MEE Staff
Middle East Eye / July 7, 2020
Tel Aviv court rejects an appeal by Jaffa’s Islamic Council to halt construction of a homeless shelter on grounds of Al-Isaaf Muslim cemetery.
A Tel Aviv court has rejected an appeal by Jaffa’s Islamic Council to stop the city from building a homeless shelter on the site of an 18th-century Muslim cemetery.
Judge Limor Bibi from the Tel Aviv district court revoked a restraining order on Tuesday that had stopped the city from building the shelter and ordered the Islamic Council to pay $2,200 in legal fees.
The Jaffa Islamic Council had filed a legal case claiming that the Tel Aviv municipality – which has jurisdiction over Jaffa – did not have a valid permit to build over the 200-year-old Al-Isaaf cemetery.

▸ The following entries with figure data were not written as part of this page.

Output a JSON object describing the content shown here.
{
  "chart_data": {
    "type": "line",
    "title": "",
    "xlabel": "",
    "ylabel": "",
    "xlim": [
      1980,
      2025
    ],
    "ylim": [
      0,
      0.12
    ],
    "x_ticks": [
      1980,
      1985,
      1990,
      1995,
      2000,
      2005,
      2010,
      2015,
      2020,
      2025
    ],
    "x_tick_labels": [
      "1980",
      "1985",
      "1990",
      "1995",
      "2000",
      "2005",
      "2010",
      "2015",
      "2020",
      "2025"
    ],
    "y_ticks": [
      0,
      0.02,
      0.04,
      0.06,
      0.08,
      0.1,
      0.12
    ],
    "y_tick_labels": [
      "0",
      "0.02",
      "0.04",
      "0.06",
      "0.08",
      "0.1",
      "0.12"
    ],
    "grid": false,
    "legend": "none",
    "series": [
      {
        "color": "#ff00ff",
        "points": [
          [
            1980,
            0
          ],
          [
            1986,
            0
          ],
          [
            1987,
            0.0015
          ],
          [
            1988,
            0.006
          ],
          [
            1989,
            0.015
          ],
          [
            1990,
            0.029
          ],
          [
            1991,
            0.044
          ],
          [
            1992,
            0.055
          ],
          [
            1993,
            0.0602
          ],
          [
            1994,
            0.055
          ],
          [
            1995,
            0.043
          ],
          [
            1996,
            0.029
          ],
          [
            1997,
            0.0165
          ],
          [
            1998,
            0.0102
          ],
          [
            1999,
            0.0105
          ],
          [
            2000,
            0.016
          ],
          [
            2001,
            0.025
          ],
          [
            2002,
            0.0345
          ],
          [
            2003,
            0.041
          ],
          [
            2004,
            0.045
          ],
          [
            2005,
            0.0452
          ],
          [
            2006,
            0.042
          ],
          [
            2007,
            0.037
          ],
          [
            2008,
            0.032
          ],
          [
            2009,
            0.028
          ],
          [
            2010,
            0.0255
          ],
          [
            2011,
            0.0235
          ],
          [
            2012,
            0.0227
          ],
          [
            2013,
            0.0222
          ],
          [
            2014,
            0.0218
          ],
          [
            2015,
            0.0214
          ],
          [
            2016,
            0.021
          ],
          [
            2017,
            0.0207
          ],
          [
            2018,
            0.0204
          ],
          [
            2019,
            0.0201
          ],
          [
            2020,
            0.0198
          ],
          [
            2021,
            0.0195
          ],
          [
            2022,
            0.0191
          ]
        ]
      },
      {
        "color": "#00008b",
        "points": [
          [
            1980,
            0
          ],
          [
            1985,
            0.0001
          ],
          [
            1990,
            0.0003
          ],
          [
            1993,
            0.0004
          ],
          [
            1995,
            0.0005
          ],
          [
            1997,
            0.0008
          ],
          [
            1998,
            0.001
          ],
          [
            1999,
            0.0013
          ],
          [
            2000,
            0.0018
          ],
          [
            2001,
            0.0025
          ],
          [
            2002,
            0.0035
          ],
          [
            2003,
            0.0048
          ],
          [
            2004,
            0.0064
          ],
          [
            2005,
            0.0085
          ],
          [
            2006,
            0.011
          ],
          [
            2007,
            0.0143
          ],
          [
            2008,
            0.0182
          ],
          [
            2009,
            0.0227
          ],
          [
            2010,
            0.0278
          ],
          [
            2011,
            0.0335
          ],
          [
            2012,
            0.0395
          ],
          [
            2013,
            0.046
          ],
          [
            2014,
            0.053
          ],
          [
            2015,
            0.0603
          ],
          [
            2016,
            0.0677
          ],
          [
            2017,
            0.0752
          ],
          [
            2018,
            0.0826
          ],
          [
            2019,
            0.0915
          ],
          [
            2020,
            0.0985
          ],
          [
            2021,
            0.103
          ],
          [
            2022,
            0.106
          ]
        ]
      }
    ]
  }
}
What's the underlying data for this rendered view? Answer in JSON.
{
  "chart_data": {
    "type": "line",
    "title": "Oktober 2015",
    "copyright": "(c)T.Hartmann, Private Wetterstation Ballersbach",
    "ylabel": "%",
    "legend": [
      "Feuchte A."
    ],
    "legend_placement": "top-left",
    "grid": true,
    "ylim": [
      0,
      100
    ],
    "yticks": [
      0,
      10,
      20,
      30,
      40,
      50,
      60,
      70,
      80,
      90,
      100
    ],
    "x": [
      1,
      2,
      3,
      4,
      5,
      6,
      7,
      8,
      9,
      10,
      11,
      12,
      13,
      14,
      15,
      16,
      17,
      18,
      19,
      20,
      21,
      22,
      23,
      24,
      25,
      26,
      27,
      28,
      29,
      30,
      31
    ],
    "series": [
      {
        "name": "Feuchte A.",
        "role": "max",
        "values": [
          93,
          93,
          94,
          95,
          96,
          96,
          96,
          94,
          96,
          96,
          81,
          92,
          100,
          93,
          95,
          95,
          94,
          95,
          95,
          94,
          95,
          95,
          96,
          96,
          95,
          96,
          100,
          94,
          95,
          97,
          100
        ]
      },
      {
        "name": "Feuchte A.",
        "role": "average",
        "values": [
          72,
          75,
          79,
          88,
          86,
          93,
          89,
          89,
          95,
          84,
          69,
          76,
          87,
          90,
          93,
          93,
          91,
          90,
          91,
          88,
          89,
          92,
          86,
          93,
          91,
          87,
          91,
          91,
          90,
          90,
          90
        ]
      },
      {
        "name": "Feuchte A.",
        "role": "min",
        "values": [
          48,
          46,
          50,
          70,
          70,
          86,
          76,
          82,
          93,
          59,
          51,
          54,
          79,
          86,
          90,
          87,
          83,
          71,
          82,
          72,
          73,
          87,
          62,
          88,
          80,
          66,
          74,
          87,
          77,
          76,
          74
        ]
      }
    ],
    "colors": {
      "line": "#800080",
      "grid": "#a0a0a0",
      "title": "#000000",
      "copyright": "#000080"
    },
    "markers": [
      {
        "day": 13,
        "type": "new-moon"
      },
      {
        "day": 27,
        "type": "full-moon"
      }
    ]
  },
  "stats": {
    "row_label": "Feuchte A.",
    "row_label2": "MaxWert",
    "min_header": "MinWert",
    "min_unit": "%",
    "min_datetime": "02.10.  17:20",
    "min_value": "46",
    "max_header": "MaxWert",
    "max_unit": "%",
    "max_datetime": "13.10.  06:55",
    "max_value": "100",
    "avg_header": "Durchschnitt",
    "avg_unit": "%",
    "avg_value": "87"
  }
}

Last month an Israeli court ruled that the construction of the homeless shelter would be halted until a hearing on 22 July after weeks of protests during which Israeli forces beat Palestinian citizens who accused the municipality of erasing its heritage.
But the hearing was moved up to Sunday after the Tel Aviv municipality claimed a delay caused by the Islamic Council’s appeal had negatively impacted the municipality’s finances.
Tarek Ashkar, director of the Islamic Council, dismissed the Tel Aviv court’s ruling and said it was “legal acrobatics” and an example of how it was discriminatory towards Palestinians.
“They could have said the permit was valid, but they didn’t say that,” Askar told Haaretz, who added that the city provided no further documentation for its claims.
“The system is tipping the scales for the benefit of Tel Aviv’s municipality.”
Tel Aviv’s Mayor Ron Huldai welcomed the decision and said the “court decision proves that the city has worked and continues to work with sensitivity and according to the law”.
Al-Isaaf cemetery, which lies just north of the walls of Old Jaffa near the Hassan Bek Mosque, was built almost 200 years ago. Despite not being in active use for nearly 90 years, the cemetery holds hundreds of Palestinian tombs.
Jaffa was once an epicentre of the Palestinian economy, with some 120,000 people living in and around the flourishing city on the Mediterranean Sea in 1948.
Almost 95 percent of the Palestinian population of Jaffa and its surrounding villages were expelled by Zionist militias during the Nakba, or the catastrophe, that year.
Over the decades, Jaffa’s historic neighbourhoods were progressively demolished and the city shrank into a small town that was then absorbed by the municipality of Tel Aviv.